金蝶饅頭の理想
金蝶饅頭の基本
●酒種
酒種とは糀菌の発酵を利用した生地。
発酵の力を利用して膨らむと同時に、香りや風味など奥深い味を醸します。
●こしあん
漉し餡は、字のごとく、漉すという手間がかかっています。なめらかな舌触りのために、大量の水も必要になります。
昔の献上菓の類に、こしあんのお菓子が多いことは納得の出来事です。
●薄皮の蒸しまんじゅう
酒種のお饅頭は結構全国多々ありますが、金蝶饅頭の白黒(餡が透ける部分と透けない部分がまばらに共存する)の独特な薄皮は大きな特徴の一つです。
甘辛ピン
最近はあまり使われませんが、お酒の味の表現として甘辛ピンという言葉があります。甘口、辛口、ピン口・・・ピン(!?)
甘い、辛い、その先のピン。もしくはその奥のピン。
切れ味を表すとか、味の五原味(甘み、酸味、苦み、塩味、旨み)の調和を表すとか言われますが、酒種も同じ世界線にあると理解しております。
いずれにしても、その深さに日本人の味覚に対する感性の長を見て取れます。
地域の味
前にどこかで、神社が建てられる場所はその土地の菌が多い場所であるというようなことを聞いて、なるほどと思ったことがある。
またそれは、二人の天才、小林秀雄と岡潔の対談で、お酒の地域性について話してみえた内容につながるように思います。
地域の味はその土地に暮らす菌と人によって個性が現れると言えるのではないでしょうか。言ってしまえば当たり前の事ですが、、
地域の文化に育まれた当店の金蝶饅頭ではそれを「ぬくもりの味」と呼んでいます。
永い歴史
基本的な作り方は何一つ変わらなくても、江戸~令和へ、時代の背景や当主の考え方などあると思いますが、金蝶饅頭のその姿の変遷は、地域と時代の顕れだったような気がします。
金蝶饅頭の変遷と心
当家では、お饅頭には心があると伝えられています。
私たち人間に白黒の二面の心があるとするなら、お饅頭の見た目に例えると、その割合において江戸末期の創業当初は、黒4:白6くらいだったものが
四代目店主の時、高度経済成長の波と、機械化の課題解決のための膨張剤添加による偶然もあり黒2:白8に。

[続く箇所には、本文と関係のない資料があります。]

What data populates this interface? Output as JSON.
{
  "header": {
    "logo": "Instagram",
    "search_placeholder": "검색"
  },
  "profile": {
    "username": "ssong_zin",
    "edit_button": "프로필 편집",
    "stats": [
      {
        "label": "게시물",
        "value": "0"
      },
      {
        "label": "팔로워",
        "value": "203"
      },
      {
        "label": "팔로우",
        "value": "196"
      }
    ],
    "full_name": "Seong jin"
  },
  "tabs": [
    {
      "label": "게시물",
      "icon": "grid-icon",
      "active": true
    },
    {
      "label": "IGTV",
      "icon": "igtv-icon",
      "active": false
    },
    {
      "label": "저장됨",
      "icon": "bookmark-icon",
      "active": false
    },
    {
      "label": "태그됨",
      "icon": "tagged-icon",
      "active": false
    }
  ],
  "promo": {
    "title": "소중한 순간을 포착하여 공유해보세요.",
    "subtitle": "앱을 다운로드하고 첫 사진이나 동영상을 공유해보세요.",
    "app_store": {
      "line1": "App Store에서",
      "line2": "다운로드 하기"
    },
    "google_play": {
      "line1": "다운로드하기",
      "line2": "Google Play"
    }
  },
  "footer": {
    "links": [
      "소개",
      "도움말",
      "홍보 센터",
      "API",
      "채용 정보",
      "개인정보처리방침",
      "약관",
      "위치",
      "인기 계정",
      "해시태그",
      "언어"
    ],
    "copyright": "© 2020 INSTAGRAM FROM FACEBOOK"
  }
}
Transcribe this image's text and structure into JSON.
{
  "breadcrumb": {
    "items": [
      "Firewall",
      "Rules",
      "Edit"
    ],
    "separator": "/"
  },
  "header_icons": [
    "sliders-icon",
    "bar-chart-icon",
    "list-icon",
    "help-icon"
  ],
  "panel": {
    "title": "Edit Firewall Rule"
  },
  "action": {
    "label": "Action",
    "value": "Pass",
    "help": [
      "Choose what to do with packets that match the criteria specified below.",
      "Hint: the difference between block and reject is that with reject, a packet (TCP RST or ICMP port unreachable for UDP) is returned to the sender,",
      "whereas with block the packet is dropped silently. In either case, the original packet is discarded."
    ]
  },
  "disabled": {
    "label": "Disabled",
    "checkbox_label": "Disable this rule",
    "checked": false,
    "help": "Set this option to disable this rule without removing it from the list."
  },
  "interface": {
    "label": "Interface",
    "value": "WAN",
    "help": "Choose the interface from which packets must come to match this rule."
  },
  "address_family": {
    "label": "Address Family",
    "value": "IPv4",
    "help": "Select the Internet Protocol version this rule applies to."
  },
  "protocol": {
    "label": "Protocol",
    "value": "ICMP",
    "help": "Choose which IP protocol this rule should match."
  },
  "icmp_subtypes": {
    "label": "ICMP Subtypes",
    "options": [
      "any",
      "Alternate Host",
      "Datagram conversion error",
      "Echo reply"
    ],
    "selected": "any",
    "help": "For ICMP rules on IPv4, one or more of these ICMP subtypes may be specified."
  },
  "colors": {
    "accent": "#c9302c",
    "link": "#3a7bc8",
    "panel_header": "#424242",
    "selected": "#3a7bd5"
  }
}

結果的に当店の金蝶饅頭のふわもち食感は、ぬくもりを感じやすく、お店の特徴の顕れになったものと存じます。
近年においては、欲深く見せかけの理想高く、真っ白な心を目指し、
時に必要以上に、黒い心にかき乱されていました。
倒産前に黒1:白9を目標に掲げるも、夢半ば潰えました。
倒産、復活を経て
鈴木代表の御心、そして地域の御心とご縁に恵まれ、店主として、そして初めて職人として、金蝶饅頭に向き合う毎日。無為自然を見出す瞬間にも度々出会い、162年目にして金蝶饅頭の本質に辿り着いたと思えます。
真心を込めた結果こそがその割合。白い心も黒い心も認めつつ、調和をもたらすことが目標になっております。およその割合はやはり二黒八白ですが、蒸しあがりのお饅頭が微笑んでいるかどうかを最も大切にしております。
調和のために
未だに戦争はなくならないし、虐めも自虐もなくならない。
ましてや大切な家族や自分の感情さえままならない毎日。
そこで調和を求める側には技術が必要。
だって相手は調和を意識していないのだから。
その課題に取り組む第一歩として、金蝶饅頭の心の中に何か役立つものがあると信じています。
携わる職人として、その技術を更に磨いていきたいと思います。その過程で必然的に心も磨かれるのだと信じて。
金蝶饅頭の理想 お菓子としての調和
今回の復活で膨張剤を止めました。酒種とじっくり向き合うことで自然に膨らむ力が引き出せたからです。
酒種の甘辛ピンの味わいと漉し餡の調和を実現するために、
少し酸味を効かせた酒種に調整しております。
酒種を味わっていただきたいので、薄皮でありつつも、生地の濃淡が出るように少しダレ気味に包み蒸しあげています。
もち米由来の酒種と膨張剤不使用にて、モチモチでフカフカな食感。
調和が生み出すぬくもりの味。白黒の内包を許容する豊かな饅頭の心。
162年の時を経て、結果として辿り着いた境地です。
とはいえ、ままならない毎日。まだまだ修行は続きます。
真の理想は世界平和。そのための進化と向上を目的として日々お菓子に向き合ってゆきます。